Rearrangement of [14–38].

Fig. S4A shows that during the rearrangement process the distance between [14–38] increases, and simultaneously residues 30 and 51 come into proximity, enabling them to establish the S–S bond. Qualitatively similar results are found for the [14–38] → [5–55] transition (Fig. S4B). Fig. S4 A and B shows that during rearrangement an ensemble (R′) of structured conformations with intact antiparallel β-sheet as well as the peripheral helices (α₁ and α₂ in Fig. 1A) are sampled. The R′ ensemble in Fig. S4 A and B), devoid of any S–S bond, are compact. The distributions of radius of gyration, $R_g$, of the R′ ensemble are peaked around 15 Å (Fig. S4C for [14–38] → [30–51] and Fig. S4D for [14–38] → [5–55]), whereas $R_g$ for the fully unfolded BPTI from which folding is commenced exceeds 20 Å (Fig. S5).

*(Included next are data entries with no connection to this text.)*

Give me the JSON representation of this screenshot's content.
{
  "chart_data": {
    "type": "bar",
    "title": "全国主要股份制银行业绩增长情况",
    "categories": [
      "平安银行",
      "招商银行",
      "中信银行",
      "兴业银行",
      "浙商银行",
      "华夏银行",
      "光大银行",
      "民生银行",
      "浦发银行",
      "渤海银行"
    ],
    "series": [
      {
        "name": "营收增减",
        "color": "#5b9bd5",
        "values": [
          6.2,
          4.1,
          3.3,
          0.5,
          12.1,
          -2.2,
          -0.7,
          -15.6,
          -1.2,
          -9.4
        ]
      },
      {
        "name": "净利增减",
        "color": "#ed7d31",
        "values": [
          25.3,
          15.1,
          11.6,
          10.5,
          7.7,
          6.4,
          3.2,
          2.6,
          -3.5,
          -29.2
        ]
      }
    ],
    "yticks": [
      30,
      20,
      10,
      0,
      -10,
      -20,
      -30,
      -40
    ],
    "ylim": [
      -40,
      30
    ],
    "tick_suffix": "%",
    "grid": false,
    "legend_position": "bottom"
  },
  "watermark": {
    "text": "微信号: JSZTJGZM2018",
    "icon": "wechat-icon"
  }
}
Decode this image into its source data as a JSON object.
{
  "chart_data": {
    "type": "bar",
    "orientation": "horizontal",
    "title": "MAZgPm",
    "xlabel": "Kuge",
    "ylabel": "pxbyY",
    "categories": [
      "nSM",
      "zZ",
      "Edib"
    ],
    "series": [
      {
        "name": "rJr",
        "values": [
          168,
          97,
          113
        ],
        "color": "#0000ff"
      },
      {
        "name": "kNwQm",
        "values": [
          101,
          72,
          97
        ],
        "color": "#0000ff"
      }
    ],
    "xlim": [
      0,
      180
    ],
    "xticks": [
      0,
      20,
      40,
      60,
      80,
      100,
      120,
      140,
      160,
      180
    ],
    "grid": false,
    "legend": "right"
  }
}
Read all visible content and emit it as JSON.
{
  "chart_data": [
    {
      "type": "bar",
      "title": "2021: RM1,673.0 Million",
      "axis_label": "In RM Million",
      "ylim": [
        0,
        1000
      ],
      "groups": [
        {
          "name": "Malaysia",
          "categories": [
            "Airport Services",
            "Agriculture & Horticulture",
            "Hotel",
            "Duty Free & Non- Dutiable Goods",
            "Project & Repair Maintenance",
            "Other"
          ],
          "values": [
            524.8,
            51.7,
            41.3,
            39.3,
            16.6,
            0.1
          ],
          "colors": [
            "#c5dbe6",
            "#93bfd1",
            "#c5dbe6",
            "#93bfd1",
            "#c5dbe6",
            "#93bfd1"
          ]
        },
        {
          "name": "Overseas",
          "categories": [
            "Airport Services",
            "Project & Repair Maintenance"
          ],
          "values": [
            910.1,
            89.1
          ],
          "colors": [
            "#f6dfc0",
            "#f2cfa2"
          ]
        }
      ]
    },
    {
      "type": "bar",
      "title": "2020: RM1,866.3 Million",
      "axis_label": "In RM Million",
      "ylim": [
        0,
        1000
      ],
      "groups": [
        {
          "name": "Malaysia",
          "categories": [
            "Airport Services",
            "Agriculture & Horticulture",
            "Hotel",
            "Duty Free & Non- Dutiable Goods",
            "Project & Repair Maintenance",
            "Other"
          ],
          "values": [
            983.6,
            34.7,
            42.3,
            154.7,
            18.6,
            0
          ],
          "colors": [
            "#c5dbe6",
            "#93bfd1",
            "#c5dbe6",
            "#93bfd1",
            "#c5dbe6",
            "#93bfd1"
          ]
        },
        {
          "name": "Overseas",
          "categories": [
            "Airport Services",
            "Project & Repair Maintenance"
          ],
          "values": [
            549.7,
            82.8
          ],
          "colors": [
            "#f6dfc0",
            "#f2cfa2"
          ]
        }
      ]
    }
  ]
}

Structures Sampled During Oxidative Folding.

The set of conformations of various disulfide species (Fig. 2) show that even the compact single disulfide species have considerable similarity to N. At the earliest stages of folding, secondary structures and even tertiary interactions are established. Comparison of [5–55] and the two-disulfide [14–38, 30–51] with N shows great similarity (Fig. S7). This conclusion is supported by NMR experiments, which showed that both [5–55] (49) and N′ (50) bear great resemblance to N. The good comparison between simulations and experiments allows us to assert that the conformations sampled in folding kinetics and in equilibrium are very similar.